Anticipate and know the arguments

Advocates should also anticipate and know the arguments against the position and develop responses based on fact and reason. Reference to best practices, research, and experience from other jurisdictions is often compelling to policy makers. It is useful to practice responding to the arguments with colleagues to prepare for any formal hearings where objections are likely to be raised. Advocates should be able to explain how others, including legislators, will benefit from supporting the issue both in private meetings with stakeholders and others and in public forums. Advocates should identify and contact decision makers who will likely support the position or take an interest in the issue and meet with these individuals privately before public hearings on the issue.

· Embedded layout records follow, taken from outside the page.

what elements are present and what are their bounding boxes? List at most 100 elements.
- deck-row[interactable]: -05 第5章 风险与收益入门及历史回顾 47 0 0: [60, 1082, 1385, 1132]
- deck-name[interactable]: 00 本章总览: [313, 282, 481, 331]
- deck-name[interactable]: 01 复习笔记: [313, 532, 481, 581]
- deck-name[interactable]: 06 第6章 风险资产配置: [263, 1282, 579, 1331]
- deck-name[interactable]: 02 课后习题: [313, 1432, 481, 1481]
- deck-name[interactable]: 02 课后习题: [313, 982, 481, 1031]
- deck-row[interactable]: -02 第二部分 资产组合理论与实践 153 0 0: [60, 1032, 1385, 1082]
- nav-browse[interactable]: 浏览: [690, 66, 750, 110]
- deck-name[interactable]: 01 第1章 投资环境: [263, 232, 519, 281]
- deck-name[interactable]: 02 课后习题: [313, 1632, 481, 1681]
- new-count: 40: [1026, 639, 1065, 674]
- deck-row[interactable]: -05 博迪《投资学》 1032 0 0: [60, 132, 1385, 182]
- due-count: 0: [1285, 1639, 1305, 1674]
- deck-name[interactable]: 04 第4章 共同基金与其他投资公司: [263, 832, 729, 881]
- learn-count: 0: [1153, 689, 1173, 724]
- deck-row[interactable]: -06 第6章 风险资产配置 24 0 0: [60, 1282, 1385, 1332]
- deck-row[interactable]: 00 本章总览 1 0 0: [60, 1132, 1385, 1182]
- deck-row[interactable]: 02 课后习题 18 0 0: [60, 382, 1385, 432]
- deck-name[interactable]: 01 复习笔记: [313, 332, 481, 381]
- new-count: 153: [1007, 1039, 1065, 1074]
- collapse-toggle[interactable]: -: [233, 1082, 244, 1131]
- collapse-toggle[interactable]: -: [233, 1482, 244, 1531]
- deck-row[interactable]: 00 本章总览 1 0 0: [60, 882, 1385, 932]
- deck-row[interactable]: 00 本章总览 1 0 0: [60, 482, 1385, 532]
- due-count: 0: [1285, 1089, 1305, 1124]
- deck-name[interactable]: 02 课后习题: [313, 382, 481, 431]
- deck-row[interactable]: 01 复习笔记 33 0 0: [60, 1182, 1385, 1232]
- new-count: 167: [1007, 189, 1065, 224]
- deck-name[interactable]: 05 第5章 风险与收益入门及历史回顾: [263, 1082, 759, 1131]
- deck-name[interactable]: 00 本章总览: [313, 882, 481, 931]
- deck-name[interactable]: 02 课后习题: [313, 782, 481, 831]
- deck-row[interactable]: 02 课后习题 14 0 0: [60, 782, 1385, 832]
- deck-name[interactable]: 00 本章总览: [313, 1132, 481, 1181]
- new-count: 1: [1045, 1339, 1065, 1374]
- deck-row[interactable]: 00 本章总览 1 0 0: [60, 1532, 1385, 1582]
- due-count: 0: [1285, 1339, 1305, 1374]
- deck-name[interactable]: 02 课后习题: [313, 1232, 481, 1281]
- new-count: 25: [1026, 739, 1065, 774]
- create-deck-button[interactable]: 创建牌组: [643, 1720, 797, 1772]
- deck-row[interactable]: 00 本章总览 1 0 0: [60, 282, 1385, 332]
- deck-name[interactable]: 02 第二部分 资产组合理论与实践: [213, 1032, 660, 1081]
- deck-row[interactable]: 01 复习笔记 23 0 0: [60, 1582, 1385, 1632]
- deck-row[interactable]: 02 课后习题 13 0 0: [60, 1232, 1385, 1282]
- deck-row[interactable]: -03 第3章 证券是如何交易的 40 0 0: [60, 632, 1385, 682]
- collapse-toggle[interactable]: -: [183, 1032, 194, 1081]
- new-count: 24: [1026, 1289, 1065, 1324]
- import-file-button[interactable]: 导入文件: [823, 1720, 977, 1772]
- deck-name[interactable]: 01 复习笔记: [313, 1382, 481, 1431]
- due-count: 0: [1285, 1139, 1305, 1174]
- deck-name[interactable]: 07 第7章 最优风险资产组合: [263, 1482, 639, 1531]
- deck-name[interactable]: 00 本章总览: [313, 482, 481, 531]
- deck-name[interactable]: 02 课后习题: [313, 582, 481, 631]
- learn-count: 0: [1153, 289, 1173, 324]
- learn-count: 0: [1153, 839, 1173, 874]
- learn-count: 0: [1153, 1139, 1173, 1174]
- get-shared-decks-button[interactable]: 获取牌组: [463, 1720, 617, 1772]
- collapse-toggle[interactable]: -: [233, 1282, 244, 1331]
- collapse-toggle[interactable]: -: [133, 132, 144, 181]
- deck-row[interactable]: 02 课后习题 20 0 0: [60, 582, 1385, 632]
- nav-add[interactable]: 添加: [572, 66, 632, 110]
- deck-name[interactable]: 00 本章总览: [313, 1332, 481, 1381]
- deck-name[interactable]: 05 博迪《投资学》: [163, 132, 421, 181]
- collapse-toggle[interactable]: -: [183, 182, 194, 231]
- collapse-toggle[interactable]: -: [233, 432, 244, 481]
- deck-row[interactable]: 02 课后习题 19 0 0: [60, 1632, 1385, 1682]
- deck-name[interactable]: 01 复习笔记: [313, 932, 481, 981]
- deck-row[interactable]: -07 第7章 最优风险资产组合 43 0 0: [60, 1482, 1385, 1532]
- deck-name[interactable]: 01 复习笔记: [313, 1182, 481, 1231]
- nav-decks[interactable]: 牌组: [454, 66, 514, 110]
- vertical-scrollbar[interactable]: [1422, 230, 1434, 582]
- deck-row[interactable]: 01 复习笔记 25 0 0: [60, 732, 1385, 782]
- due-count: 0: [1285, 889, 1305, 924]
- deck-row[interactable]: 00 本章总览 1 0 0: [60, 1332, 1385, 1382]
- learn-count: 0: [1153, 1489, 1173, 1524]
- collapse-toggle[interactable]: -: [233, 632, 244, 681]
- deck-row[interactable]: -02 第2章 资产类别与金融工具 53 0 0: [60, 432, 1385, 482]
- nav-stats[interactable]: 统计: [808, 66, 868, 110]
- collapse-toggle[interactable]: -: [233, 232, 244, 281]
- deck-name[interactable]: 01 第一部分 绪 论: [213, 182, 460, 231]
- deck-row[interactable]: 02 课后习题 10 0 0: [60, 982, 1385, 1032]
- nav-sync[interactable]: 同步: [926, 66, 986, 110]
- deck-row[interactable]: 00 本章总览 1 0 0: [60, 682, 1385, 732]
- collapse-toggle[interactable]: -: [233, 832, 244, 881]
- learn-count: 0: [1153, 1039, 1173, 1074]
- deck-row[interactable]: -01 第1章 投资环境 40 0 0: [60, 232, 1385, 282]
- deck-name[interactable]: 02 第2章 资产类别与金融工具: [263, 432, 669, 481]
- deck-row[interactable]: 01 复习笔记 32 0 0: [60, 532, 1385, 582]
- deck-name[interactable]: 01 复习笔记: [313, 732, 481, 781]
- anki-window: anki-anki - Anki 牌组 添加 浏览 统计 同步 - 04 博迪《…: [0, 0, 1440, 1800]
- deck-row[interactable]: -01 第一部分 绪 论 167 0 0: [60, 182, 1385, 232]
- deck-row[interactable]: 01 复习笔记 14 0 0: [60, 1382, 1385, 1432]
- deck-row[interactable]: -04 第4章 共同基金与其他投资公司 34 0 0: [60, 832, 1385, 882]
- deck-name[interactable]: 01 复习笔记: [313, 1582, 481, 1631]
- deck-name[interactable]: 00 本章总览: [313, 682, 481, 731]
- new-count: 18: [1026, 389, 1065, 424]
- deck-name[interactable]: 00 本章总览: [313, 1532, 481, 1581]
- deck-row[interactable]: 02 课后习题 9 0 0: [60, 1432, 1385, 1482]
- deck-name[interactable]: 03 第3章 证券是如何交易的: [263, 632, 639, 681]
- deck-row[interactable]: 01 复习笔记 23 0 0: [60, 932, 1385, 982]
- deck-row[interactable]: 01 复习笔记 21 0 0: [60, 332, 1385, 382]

CASE STUDY:  In 2006 the Coalition Against Trafficking in Women and the European Women’s Lobby Trafficking published a handbook that explores the links between prostitution and human trafficking. The Links between Prostitution and Sex Trafficking: A Handbook analyzes the arguments that many supporters of legalizing prostitution use and refutes them with data, references, country-based observation, media reports and interview information. The handbook is organized in a point-counterpoint fashion to allow advocates to readily respond to arguments of those who wrongly claim that legalizing prostitution will help eliminate trafficking and protect women. For example, the hand books notes that “Claims that legalisation is necessary to safeguard the health of women are used to disguise the reality that it is the health and safety of the customer which the indus­try seeks to protect. There are no ‘safe zones’ for women in the sex industry.” It goes on to provide, among many others, this counterargument: “Women consistently indicate in research that prostitution es­tablishments did little to protect them, regardless of whether the establishments were legal or il­legal. In the Netherlands where prostitution is legal 60% of pros­tituted women suffered physical assaults, 70% experienced ver­bal threats of physical assaults, 40% experienced sexual violence and 40% had been forced into prostitution or sexual abuse by acquaintances.” These types of counter arguments are critical in making a case as an advocate and ensuring that your advocacy effort does not get side-tracked by arguments that sound reasonable, but are ultimately harmful to women and girls.